What is vpick

vpick is a visual workflow canvas where creators and AI Agents collaborate to make videos.

The Pain of Making Videos

The most time-consuming part of making a great video isn't the creativity itself — it's the execution:

Step	What You Do	Time Spent
Storyboarding	Plan each shot's composition, framing, description	A lot
Visual Generation	Generate key frames for each scene, select and adjust styles	A lot
Animation	Set start/end frames, duration, transitions, wait for generation	A lot
Creative Decisions	Decide style direction, pick favorites, give feedback	A little

You spend 80% of your time on repetitive execution, and only 20% on the creative decisions that truly matter.

How vpick Solves This

Hand that 80% to an AI Agent, and focus only on the critical 20%.

What You Handle (20%)

The video's theme and style direction
Reviewing results and picking the best ones
Telling the Agent what to adjust

What the Agent Handles (80%)

Planning the storyboard based on your direction
Batch generating all scene key frames
Turning static images into animated videos
Immediately regenerating based on your feedback

Collaboration Flow

You: "Make a coffee brand ad, 6 scenes, warm tones"
        |
Agent: Plans 6 scene descriptions
Agent: Batch generates 6 key frames
Agent: Creates 6 short videos using start/end frames
        |
You: Browse the results
You: "Change scene 2 to a top-down angle, make scene 4 warmer"
        |
Agent: Adjusts immediately, regenerates those two shots
        |
You: Satisfied, download all videos

The canvas is your shared workspace. You can see every step the Agent takes, and you can stop, modify, or take over at any time.

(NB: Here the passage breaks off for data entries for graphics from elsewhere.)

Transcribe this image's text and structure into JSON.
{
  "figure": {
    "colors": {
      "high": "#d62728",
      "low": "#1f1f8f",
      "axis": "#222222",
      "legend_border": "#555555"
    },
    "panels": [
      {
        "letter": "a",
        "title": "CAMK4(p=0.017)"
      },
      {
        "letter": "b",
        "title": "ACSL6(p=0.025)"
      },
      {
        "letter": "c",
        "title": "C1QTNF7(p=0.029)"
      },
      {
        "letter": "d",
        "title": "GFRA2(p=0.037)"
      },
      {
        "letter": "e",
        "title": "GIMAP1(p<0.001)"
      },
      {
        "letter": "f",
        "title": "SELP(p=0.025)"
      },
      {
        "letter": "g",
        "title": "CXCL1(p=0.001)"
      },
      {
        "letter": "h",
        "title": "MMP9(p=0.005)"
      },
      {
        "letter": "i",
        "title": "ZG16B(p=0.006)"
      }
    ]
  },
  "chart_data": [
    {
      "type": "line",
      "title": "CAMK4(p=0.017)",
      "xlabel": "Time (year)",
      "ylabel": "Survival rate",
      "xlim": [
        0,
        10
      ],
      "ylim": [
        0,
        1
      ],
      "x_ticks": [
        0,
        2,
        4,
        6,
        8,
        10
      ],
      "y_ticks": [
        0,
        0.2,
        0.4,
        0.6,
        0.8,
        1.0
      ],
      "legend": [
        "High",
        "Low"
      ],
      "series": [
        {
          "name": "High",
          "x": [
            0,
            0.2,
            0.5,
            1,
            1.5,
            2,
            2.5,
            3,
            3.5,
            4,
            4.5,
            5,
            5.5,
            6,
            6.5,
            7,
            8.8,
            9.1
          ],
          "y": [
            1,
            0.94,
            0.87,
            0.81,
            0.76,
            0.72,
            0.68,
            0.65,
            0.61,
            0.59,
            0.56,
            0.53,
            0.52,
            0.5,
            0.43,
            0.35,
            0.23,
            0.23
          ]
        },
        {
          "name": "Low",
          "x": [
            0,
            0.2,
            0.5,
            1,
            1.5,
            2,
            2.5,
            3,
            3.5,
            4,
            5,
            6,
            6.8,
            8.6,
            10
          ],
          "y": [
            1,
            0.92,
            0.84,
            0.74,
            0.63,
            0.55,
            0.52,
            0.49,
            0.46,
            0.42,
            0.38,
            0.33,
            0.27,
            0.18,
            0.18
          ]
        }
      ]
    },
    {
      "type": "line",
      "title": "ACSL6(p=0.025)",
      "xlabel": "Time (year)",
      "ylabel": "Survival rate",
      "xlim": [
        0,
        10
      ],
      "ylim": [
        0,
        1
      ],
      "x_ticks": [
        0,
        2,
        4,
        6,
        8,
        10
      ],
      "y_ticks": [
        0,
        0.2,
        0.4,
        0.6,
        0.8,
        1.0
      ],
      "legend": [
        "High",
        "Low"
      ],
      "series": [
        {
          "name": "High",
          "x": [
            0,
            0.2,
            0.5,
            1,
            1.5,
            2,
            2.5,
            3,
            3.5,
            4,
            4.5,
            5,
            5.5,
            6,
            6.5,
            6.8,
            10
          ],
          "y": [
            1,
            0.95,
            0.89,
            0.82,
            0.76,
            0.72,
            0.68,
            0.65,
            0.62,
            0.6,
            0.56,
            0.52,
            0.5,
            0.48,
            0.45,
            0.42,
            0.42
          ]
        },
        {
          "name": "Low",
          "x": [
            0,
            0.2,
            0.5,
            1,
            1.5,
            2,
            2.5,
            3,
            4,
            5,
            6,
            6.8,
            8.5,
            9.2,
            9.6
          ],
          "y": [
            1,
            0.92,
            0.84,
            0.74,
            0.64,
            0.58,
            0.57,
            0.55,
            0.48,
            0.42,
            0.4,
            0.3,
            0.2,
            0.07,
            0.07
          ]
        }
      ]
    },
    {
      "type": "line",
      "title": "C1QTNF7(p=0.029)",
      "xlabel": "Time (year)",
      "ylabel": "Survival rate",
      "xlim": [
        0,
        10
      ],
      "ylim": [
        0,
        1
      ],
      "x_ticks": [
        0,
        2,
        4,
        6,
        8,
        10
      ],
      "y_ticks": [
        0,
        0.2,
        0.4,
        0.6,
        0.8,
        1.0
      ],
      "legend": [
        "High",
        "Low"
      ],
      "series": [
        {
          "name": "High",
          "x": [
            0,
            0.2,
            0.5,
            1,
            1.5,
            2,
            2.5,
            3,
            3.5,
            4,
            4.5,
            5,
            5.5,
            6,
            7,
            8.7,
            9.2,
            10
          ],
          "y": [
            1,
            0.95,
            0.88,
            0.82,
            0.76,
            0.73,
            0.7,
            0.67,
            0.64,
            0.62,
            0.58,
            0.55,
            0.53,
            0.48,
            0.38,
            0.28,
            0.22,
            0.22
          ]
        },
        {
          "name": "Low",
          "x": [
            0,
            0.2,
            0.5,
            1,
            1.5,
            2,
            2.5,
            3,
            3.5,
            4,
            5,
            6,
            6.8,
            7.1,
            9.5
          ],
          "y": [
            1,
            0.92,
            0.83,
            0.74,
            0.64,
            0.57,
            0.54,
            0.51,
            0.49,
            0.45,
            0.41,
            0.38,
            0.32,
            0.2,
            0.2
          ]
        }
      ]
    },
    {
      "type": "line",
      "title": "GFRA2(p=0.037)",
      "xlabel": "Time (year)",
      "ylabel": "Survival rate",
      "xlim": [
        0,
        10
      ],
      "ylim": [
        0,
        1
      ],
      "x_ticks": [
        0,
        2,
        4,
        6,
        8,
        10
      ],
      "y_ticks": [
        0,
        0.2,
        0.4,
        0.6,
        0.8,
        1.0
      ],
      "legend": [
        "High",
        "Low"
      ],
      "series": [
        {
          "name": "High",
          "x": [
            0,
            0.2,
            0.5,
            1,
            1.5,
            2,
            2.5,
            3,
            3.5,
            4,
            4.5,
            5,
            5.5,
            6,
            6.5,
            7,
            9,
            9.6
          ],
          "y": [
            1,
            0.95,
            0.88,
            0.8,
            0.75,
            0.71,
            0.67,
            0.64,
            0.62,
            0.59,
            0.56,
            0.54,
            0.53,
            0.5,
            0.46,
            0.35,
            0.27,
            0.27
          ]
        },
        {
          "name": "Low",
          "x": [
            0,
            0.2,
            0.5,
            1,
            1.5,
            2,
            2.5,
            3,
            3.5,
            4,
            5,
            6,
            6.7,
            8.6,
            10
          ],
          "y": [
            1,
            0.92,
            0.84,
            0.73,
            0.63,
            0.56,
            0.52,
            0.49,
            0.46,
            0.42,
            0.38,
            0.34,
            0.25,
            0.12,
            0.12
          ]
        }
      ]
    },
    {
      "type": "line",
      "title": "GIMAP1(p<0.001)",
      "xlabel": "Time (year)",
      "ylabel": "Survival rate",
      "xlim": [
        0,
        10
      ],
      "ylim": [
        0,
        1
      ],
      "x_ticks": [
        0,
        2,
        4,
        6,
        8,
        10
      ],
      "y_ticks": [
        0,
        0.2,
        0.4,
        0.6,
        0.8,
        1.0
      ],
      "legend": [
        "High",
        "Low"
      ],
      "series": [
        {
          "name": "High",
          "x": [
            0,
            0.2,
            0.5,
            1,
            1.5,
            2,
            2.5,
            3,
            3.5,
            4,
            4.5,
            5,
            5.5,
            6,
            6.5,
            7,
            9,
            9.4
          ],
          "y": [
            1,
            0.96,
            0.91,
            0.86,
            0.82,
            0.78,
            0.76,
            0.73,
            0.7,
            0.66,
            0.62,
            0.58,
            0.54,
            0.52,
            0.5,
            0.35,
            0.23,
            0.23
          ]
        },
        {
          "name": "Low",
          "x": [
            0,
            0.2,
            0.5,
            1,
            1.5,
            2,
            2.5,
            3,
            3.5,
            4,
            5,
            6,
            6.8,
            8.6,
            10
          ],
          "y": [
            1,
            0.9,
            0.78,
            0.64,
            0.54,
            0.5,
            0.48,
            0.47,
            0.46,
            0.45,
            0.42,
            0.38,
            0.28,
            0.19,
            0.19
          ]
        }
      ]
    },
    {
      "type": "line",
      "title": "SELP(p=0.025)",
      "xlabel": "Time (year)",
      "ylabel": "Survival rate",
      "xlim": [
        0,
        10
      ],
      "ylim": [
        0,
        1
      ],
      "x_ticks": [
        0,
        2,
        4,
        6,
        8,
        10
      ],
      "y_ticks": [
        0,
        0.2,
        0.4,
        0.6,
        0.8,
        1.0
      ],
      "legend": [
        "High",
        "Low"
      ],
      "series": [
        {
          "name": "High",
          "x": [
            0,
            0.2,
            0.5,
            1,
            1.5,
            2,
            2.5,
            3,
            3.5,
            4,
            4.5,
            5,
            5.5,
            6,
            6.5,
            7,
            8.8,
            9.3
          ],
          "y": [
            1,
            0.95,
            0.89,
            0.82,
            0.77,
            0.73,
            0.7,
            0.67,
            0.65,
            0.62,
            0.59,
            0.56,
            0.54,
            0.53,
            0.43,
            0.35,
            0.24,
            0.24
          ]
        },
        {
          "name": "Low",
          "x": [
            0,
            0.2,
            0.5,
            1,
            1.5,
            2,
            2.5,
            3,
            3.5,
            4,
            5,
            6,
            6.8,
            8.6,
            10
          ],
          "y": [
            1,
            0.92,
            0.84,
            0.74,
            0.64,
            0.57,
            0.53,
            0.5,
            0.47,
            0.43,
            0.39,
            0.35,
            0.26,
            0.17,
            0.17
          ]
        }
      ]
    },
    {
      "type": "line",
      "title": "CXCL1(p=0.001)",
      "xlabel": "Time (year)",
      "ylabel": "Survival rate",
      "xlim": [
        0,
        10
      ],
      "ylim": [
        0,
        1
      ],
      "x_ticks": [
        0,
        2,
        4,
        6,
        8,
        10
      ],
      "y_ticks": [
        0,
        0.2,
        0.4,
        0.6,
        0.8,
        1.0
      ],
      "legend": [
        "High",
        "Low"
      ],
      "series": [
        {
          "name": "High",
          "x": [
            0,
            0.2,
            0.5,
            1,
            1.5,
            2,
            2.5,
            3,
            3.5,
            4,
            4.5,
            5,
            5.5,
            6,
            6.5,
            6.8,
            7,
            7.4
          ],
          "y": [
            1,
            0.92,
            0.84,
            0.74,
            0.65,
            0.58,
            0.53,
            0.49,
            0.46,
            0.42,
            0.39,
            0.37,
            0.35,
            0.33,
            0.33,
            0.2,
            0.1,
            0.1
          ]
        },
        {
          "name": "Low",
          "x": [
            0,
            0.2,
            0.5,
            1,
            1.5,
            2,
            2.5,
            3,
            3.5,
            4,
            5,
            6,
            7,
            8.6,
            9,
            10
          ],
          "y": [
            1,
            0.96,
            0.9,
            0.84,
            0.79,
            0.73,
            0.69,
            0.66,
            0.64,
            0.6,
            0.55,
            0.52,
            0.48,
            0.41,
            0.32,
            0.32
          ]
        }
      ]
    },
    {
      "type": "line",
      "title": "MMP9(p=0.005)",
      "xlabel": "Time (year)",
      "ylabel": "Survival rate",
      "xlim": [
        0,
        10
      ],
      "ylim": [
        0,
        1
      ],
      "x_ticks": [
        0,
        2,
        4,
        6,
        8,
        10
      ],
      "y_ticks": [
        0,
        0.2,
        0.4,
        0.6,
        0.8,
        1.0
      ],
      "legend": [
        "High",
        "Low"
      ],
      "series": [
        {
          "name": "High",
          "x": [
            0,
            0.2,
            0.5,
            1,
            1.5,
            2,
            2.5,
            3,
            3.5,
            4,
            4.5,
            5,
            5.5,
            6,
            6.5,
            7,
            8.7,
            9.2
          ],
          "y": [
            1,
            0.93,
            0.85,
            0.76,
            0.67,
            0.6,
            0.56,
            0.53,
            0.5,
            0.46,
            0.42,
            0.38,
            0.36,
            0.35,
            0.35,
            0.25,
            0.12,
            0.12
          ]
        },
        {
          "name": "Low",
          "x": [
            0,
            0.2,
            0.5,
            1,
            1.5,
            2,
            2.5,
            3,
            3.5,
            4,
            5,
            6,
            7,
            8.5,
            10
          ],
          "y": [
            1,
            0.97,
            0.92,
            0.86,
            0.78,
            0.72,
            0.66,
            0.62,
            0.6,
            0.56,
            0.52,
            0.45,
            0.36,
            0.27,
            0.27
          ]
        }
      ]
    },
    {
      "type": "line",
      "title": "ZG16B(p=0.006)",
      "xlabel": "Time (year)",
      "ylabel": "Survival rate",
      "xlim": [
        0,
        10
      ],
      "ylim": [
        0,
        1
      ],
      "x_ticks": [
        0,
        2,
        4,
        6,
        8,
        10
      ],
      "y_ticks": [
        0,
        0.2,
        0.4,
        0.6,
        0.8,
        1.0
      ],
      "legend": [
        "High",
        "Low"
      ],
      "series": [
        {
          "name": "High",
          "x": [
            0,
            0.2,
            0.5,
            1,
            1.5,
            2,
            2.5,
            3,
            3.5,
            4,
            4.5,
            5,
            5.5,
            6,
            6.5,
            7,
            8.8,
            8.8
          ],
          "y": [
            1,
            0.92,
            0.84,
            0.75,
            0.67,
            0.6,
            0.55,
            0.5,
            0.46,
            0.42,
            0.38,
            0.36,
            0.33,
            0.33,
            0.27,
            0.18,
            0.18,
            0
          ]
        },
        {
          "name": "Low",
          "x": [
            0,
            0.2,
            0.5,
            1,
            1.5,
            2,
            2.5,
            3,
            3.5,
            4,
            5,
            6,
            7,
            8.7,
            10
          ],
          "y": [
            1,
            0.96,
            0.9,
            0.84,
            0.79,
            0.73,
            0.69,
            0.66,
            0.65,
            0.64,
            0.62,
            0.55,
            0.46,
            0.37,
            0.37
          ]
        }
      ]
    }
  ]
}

Supported Generation Types

Type	Models	Description
Image	Nano Banana 2, Grok Imagine, Seedream	Scene key frames, product shots, generated in seconds
Video	Veo 3.1, Kling 3.0, Grok Video, Runway	3-15 second clips with start/end frame control and sound
Voice	ElevenLabs V3	Multi-voice, multi-language TTS
Music	Suno V4.5	AI music generation with vocal and instrumental modes
Lipsync	Kling Avatar	Static portrait + voice = talking video
Vocal Separation	Demucs	Separate audio into vocals and accompaniment
Voice Changer	ElevenLabs STS	Voice style transformation
Text	Gemini	Storyboard scripts, scene descriptions, copy

Start/End Frame Control

This is the most practical feature for making videos. You can:

Upload a product photo as start frame -> Agent generates a product rotation animation
Generate two images at different angles as start/end frames -> Agent creates a camera movement effect
Only provide a start frame -> Agent freely creates the rest of the animation based on the prompt

[Start Frame] -> [Video Generator] <- [End Frame]
                       |
              3-10 second animated video

Just Talk to Make It Happen

You don't need to learn any operations. Just tell the Agent:

Plan storyboard — "Plan a 30-second product ad for me, 8 scenes"
Generate visuals — "Create key frames for all 8 scenes"
Make videos — "Turn these into videos, 5 seconds each"
Adjust — "Change scene 3 to warm tones and redo it"

From idea to finished video, all through natural language conversation.